Midazolam injection is used to produce sleepiness or drowsiness and relieve anxiety before surgery.
When midazolam is used before surgery, the patient will not remember some of the details of the procedure.
A recent study from the University of Colorado Anschutz Medical Campus found the common drug midazolam is linked to an increased risk of heart damage when operations are performed at night.
The findings are further evidence that the time of day a drug is given can affect how well it works.
In the study, researchers performed a large dataset analysis.

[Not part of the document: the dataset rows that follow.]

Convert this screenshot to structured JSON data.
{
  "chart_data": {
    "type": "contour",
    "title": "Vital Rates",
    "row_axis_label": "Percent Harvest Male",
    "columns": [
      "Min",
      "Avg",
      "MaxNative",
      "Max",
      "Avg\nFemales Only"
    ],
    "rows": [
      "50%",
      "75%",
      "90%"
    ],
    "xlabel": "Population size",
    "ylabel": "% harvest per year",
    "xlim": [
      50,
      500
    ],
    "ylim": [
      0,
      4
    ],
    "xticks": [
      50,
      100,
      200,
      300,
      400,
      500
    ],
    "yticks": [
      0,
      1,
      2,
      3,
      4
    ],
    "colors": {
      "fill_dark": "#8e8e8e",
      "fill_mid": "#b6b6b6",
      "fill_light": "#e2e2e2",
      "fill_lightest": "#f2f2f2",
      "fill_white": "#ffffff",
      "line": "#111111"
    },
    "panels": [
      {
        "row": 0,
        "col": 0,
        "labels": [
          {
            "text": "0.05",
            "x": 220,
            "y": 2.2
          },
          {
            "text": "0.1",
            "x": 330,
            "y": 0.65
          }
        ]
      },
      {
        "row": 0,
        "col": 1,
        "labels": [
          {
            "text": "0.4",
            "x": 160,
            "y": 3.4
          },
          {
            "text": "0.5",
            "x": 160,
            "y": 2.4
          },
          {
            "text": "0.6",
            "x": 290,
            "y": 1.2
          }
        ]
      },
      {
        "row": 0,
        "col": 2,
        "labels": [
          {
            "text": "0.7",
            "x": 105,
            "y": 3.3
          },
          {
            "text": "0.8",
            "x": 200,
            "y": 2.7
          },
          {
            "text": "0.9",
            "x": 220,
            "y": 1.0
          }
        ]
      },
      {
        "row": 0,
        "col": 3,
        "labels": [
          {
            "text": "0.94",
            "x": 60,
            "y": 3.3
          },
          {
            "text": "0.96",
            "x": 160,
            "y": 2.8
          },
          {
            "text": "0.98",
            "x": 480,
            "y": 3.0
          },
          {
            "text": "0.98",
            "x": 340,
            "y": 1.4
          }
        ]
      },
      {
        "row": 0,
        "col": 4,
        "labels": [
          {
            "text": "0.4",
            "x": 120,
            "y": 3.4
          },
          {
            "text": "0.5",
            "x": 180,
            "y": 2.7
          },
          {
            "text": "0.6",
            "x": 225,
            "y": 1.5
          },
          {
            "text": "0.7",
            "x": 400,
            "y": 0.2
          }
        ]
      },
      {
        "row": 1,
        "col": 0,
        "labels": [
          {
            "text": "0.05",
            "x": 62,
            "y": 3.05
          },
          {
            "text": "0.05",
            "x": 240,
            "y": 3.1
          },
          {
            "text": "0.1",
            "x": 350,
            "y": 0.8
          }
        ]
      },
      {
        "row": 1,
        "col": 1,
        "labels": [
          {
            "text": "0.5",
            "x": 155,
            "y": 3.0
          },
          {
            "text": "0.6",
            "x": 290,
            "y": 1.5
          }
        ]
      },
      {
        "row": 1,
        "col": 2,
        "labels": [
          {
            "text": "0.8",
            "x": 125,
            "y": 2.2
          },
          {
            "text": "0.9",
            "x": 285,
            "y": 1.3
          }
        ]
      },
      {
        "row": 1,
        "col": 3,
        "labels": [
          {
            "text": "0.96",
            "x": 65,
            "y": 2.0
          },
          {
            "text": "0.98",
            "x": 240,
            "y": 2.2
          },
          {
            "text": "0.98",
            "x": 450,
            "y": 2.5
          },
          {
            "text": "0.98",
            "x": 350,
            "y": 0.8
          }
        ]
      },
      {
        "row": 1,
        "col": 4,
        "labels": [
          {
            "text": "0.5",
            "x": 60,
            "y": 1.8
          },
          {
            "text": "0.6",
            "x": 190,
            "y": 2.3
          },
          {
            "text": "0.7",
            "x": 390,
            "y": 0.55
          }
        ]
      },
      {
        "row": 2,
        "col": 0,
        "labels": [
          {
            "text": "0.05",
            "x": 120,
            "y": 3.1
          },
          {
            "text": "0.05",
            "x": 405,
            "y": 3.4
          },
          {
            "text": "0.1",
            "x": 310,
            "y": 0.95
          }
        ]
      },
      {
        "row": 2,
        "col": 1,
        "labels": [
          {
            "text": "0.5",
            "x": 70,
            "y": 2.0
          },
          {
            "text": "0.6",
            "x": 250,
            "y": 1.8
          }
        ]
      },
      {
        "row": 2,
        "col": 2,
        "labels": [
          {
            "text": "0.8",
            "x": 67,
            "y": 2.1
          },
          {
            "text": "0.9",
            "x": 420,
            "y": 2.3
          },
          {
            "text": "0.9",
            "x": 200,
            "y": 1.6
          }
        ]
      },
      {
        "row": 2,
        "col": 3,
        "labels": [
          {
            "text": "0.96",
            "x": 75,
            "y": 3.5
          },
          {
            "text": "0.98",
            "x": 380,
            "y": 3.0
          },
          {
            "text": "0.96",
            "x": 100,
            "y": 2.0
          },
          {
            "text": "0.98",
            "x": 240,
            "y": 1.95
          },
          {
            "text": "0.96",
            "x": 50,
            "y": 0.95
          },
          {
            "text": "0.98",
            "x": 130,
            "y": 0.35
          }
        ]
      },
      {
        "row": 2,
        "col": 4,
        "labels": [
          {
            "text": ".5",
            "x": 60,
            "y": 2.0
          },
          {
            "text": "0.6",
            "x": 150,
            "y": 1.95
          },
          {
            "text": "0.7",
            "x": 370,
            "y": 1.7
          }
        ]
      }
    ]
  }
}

They used the vast Multicenter Perioperative Outcomes Group to analyze 1,773,118 cases in which the sedative midazolam was given to 951,345 subjects.
Of those, 16,404 met the criteria for myocardial injury.
Although there was no association between giving the drug and the risk of heart damage in the study population as a whole, researchers discovered that the time the drug was given was important.
The team found that using midazolam is associated with an increased risk of heart injury in non-cardiac surgery when surgeries occurred at night and in healthier patients.
This is important because these findings could have tremendous implications for patient mortality.
The reasons are unclear but may lie within the PER2 gene, a light-regulated protein that helps protect the heart from injury.
In mouse studies, researchers found a link between midazolam, circadian protein expression, and heart ischemia.
That suggests midazolam interferes with the circadian system in humans.
The drug increases the neurotransmitter GABA which inhibits certain brain signals to produce a calming effect. That in turn can lessen the expression of higher nighttime levels of PER2.
As the levels decrease, the heart may become more susceptible to injury when the midazolam is given at night rather than during the day.
The team believes new drugs should be tested for the best time of day to be used. Blood pressure drugs, for example, tend to work best at night.
The study was conducted by Tobias Eckle et al and published in Frontiers of Cardiovascular Medicine.